Kennedy Graham

Faith, hope, and charity in the nuclear age – Kazakhstan, New Zealand and everyone else

by Kennedy Graham

Back in ‘91 a younger President Nursultan Nazarbayev faced a dilemma.  Along with independence just attained from the USSR, he had inherited 112 ICBMs sporting 1,200 nuclear warheads. A gift from heaven as it were, or from hell, depending on the level of your transcendentalism.

Twenty years later, Nazarbayev has emerged as a hero of the nuclear disarmament movement.  Less so, alas, in the human rights world.  Leadership is a complex challenge.

In fact, PNND (Parliamentarians for Nuclear Non-proliferation and Disarmament) has been talking of nominating him for the Nobel Peace Prize.  Somewhat ironic, so soon after San Suu Kyi received her Prize, two decades after winning the award, but there you go.  Obama got it, perched atop the world’s most lethal nuclear arsenal.

Kazakhstan is perhaps the leading nation of the nuclear disarmament movement.  That is because it actually disarmed.  It dismantled the strategic nuclear weapons on its territory. It then transformed that into a national cause celèbre – for a nuclear-free world.

The comparison between Kazakhstan and New Zealand is instructive.

For 25 years, New Zealand has trumpeted, largely to itself, the purity and significance of its nuclear-free policy. Our twin stance was: no weapons on our territory and no nuclear deterrence in our defence.
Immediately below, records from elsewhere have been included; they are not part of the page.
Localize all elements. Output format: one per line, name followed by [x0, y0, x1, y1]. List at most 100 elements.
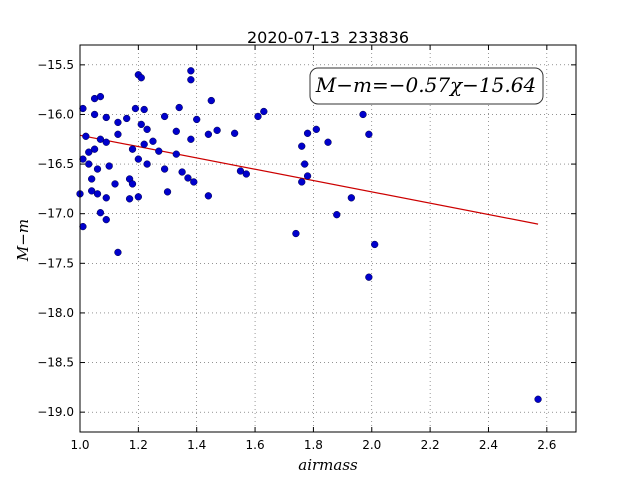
data-point — [298, 142, 306, 150]
data-point — [131, 104, 140, 113]
data-point — [204, 192, 213, 200]
data-point — [359, 110, 367, 119]
y-tick-label: −16.0 — [37, 107, 74, 121]
y-tick-label: −19.0 — [37, 405, 74, 419]
data-point — [175, 103, 183, 112]
data-point — [137, 74, 145, 82]
data-point — [93, 165, 102, 173]
data-points — [76, 67, 542, 403]
y-tick-label: −17.0 — [37, 207, 74, 221]
data-point — [88, 175, 96, 183]
data-point — [365, 273, 373, 281]
data-point — [178, 168, 186, 176]
data-point — [90, 145, 99, 153]
data-point — [114, 130, 122, 138]
y-tick-label: −15.5 — [37, 58, 74, 72]
data-point — [114, 118, 122, 127]
data-point — [140, 140, 148, 148]
data-point — [187, 135, 195, 143]
fit-equation: M−m=−0.57χ−15.64 — [315, 73, 536, 97]
data-point — [79, 155, 87, 163]
data-point — [324, 138, 332, 146]
data-point — [163, 188, 172, 196]
data-point — [254, 112, 262, 121]
data-point — [85, 148, 93, 156]
data-point — [298, 178, 306, 186]
data-point — [190, 178, 198, 186]
y-tick-label: −18.5 — [37, 356, 74, 370]
chart-title: 2020-07-13_233836 — [247, 28, 409, 48]
data-point — [213, 126, 221, 134]
data-point — [207, 96, 215, 105]
data-point — [128, 180, 137, 188]
x-tick-label: 1.2 — [129, 438, 148, 452]
data-point — [534, 395, 542, 403]
plot-frame — [79, 44, 577, 433]
data-point — [172, 127, 180, 135]
data-point — [96, 209, 105, 217]
data-point — [128, 145, 137, 153]
data-point — [230, 129, 239, 137]
data-point — [236, 167, 245, 175]
data-point — [187, 67, 195, 75]
x-tick-label: 1.4 — [187, 438, 206, 452]
data-point — [204, 130, 213, 138]
data-point — [102, 215, 110, 224]
data-point — [79, 222, 87, 231]
data-point — [114, 248, 122, 257]
data-point — [137, 120, 145, 129]
data-point — [160, 165, 169, 173]
annotation-frame — [309, 67, 544, 105]
data-point — [187, 76, 195, 84]
data-point — [96, 135, 105, 143]
data-point — [102, 138, 110, 146]
x-tick-label: 2.0 — [362, 438, 381, 452]
annotation-box: M−m=−0.57χ−15.64 — [309, 67, 544, 105]
data-point — [172, 150, 180, 158]
data-point — [111, 180, 119, 188]
x-tick-label: 1.8 — [304, 438, 323, 452]
data-point — [301, 160, 309, 168]
plot-area — [80, 45, 576, 432]
data-point — [333, 211, 341, 219]
data-point — [134, 193, 143, 201]
y-axis-label: M−m — [14, 219, 32, 262]
x-axis-label: airmass — [298, 456, 358, 474]
data-point — [312, 125, 320, 133]
y-tick-label: −16.5 — [37, 157, 74, 171]
y-tick-label: −18.0 — [37, 306, 74, 320]
data-point — [88, 187, 96, 195]
data-point — [105, 162, 113, 170]
data-point — [149, 137, 157, 145]
data-point — [160, 112, 169, 121]
data-point — [123, 114, 131, 123]
data-point — [193, 115, 201, 124]
data-point — [96, 92, 105, 101]
x-tick-label: 1.0 — [70, 438, 89, 452]
data-point — [365, 130, 373, 138]
x-tick-label: 1.6 — [246, 438, 265, 452]
data-point — [140, 105, 148, 114]
data-point — [260, 107, 268, 116]
data-point — [93, 190, 102, 198]
y-tick-label: −17.5 — [37, 256, 74, 270]
data-point — [79, 104, 87, 113]
data-point — [371, 240, 379, 249]
data-point — [303, 129, 312, 137]
data-point — [242, 170, 250, 178]
x-tick-label: 2.2 — [421, 438, 440, 452]
data-point — [82, 132, 90, 140]
data-point — [134, 155, 143, 163]
data-point — [102, 113, 110, 122]
data-point — [347, 194, 355, 202]
data-point — [155, 147, 163, 155]
data-point — [143, 160, 151, 168]
x-tick-label: 2.4 — [479, 438, 498, 452]
x-tick-label: 2.6 — [537, 438, 556, 452]
data-point — [184, 174, 192, 182]
data-point — [102, 194, 110, 202]
data-point — [85, 160, 93, 168]
data-point — [125, 195, 134, 203]
data-point — [90, 110, 99, 119]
But after a brief clarion call the policy was suddenly ‘not for export’.  And both National and Labour have voted at the UN pretty much in lockstep with NATO states on relevant resolutions, confident that, so long as attack submarines are not in sight, no-one down here will give a damn.  Now the Key Government is edging towards US strategic policy, on a ‘don’t ask, don’t tell’ handshake over policy.  Truth is, the world pays less attention to New Zealand’s fading nuclear disarmament credentials than it once did.

By contrast, Kazakhstan has turned a nuclear-free policy into an article of faith, and a major export item to boot.  Like New Zealand’s dairy exports, the mission has quasi-religious status.  Others also engaged, once, in nuclear weapon disarmament – Ukraine, Belarus, South Africa.  But none translated it into a post-partum national mission.  For Kazakhstan, it is a marriage of national identity and presidential sanctification.  And so it promotes a vigorous campaign for a nuclear-weapons-free world.

Thus Kazakhstan closed the Semipalatinsk nuclear test site, in ‘91.  More recently it moved the UN resolution designating 29 August as International Day against Nuclear Tests. It led the negotiations for a Central Asian NWFZ. It leads in post-nuclear-testing medical research. It is about to sign an agreement with the IAEA for an international fuel bank, to house spent fuel.  And it has just launched Project Atom, a global on-line petition calling for universal ratification of the nuclear test ban treaty.  As a result Kazakhstan, and Nazarbayev, are taken seriously around the world.

All this has climaxed with this week’s international conference: ‘From a Nuclear Test Ban to a Nuclear-Free World’.  About 70 countries attended – an interesting mix of MPs and experts – under the benign gaze of the President.  He handles it with the utmost graciousness.  He appeared especially pleased to be told he had created a turning-point in world history.

High priests, of the human variety, may nonetheless carefully clothe feet of clay. It has been ungraciously muted that Nursultan the younger rode a wave of expediency to such exalted status.  There was huge pressure, carrot and stick, from the US for Kazakhstan to divest.  Oil finance beckoned – enough charity to underwrite a gleaming 21st-century city called Astana. The silos were still ringed by Soviet/Russian troops.  There was insufficient Kazakh expertise to carry the physical and political responsibilities of the black box with minimal aplomb. Who wanted nuclear weapons on your territory, anyway, attracting the target coordinates from sizeable and robust neighbours? And who would say no to major powers vaunting you as a global force for peace?  Even if you are the largest producer of uranium.  Every silver coin has its other side.

None of this surfaced in the conference, where we adopted a global appeal for nuclear disarmament.  Most took the view – call it the general will – that it is enough to accept national strategic policy for what it is, without relentlessly second-guessing individual motive and leadership calculus.  Nuclear disarmament, it seems, needs all the friends it can get, even at a premium.

Faith, hope and charity. But, in our Faustian nuclear age, the greatest of these is hope.